Несомненно, мы часто правы. Мы знаем, что вещи не всегда прямо из рассмотрения наших собственных эмоций и мотивов, когда мы часто понимаем, что они смешаны. Ла Рошфукод, французский писатель моральных и психологических принципов XVII века, сказал, что в несчастье наших друзей есть что-то не совсем неудобное: неприятная мысль, чья правда большинство из нас сразу признает, но это, конечно, не означает, что наша злость чиста и неразделена или что наша доброжелательность ложна. Тем не менее тот факт, что мы часто с успехом скрываем наши менее похвальные эмоции и мотивы, заставляет нас предположить, что другие делают то же самое: и из этого это всего лишь короткий шаг к предположению, что все не просто отличается, а наоборот, что кажется ,

Многие из них являются авторами, часто влиятельными, которые утверждали, что раскрывают реальные мотивы, а не только некоторых людей, но и всех людей, за исключением, возможно, самих себя. Например, Карл Маркс нашел, что все поведение мотивировано, в конечном счете, экономическим интересом. Никто не был бы настолько глуп, чтобы отрицать, что это часто происходит, но Маркс пошел дальше и сделал это почти логической истиной. Когда Уильям Уилберфорс проводил кампанию за отмену атлантической работорговли, он сделал это по марксистской позиции не потому, что был потрясен своей ужасной жестокостью, а потому, что он действовал в экономических интересах своего класса, чье восхождение было затруднено, а не чему способствует продолжение работорговли. Поэтому марксист знает лучше, чем сам Уилберфорс, каким был Уилберфорс, и все претензии последнего на доброжелательность были настолько горячим, если не откровенным лицемерием.

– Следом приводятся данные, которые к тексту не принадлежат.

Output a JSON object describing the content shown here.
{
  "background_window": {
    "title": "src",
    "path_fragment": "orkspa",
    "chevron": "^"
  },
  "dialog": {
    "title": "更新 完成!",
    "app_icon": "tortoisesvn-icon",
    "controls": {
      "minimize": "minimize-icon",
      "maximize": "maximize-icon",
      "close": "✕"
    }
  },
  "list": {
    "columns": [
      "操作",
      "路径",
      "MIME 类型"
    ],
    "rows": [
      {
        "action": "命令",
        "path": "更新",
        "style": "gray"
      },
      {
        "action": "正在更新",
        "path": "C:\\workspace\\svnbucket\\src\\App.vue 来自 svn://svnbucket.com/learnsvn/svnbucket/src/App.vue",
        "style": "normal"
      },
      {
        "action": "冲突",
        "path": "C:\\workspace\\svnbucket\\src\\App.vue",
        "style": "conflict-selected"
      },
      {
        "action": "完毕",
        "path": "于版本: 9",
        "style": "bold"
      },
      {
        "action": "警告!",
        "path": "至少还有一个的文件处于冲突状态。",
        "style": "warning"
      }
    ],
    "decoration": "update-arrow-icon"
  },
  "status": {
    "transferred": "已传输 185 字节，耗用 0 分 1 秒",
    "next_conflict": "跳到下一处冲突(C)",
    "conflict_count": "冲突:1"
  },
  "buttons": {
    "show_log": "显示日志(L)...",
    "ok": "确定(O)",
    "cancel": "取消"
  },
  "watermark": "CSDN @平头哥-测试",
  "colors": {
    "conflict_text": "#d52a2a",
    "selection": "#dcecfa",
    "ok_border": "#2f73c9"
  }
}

Ницше ничего не видел в христианской этике, но возмущение сильных слабыми; Фрейд был еще одним великим разоблачителем человеческих мотивов, как и его ученик, который отделился от него, Адлер. По мнению Адлера, именно стремление к власти было, по сути, всей человеческой мотивацией. И более чем один философ видел личную заинтересованность в каждом человеческом действии, но внешне альтруистичным он может казаться.

Но это утверждение, которое обычно делают те, кто гордится своим упрямым реализмом, либо эмпирически пуст, либо явно ложно. Это можно сделать по определению, чтобы не было никакого поведения, противоречащего ему. Например, если кто-то жертвует своей жизнью, чтобы спасти пыльника, можно сказать, что он предпочел сделать это, а не жить с самим собой, если он этого не сделал. Но это означает, что никакие доказательства не могут опровергнуть гипотезу.

Лучшее опровержение гипотезы эгоизма, которое я знаю, – это епископ Батлер, англиканский бог восемнадцатого века. Современные секуляристы, гордясь своей рациональностью, склонны увольнять церковных писателей ушедшего века как примитивные или суеверные, как будто им нечего было сказать нам, но это предрассудок, сам примитивный и суеверный. На самом деле, проповеди Батлера часто говорят нам больше о человечестве, чем о многих современных текстах.

Батлер не отрицает, что мотивы часто смешиваются, но это не означает, что все мотивы действительно являются одним мета-или мега-мотивом. В связи с этим он мотивирует свое самое известное изречение, что все есть то, что есть, а не другое. Другими словами, доброжелательность – это доброжелательность, а злоба – злоба, даже если они сосуществуют в одном человеческом сердце.

Его аргумент против самолюбия, личных интересов или власти, являющихся единственным человеческим мотивом, прост, но решен. Он пишет в своей проповеди 1727 года «О человеческой природе»:

… что восторг в превосходстве часто (предположим всегда) смешивается с

доброжелательность, только делает его более склонным называть его амбициями, чем

голод, из двух; но на самом деле эта страсть не более

объясняют весь внешний вид доброй воли, чем этот аппетит

делает. Не часто ли возникает желание одного человека

добро к другому, что он сам знает, что не может его купить;

и ликование в нем, хотя даровано третьим человеком? И может любить

власти, возможно, входят в счет этого желания или

восторг?

Чтобы опровергнуть это, верующий в эгоизм должен был либо отрицать, что когда-либо был такой случай в мире, что абсурдно, или, таким образом, определяют эгоизм, что ни один пример человеческого поведения не может быть исключен из него, в котором случай, это не скажет нам ничего реального о человеческой мотивации.

Мы можем верить с Фрейдом, что религия – это иллюзия, но не то, что все священнослужители были дураками.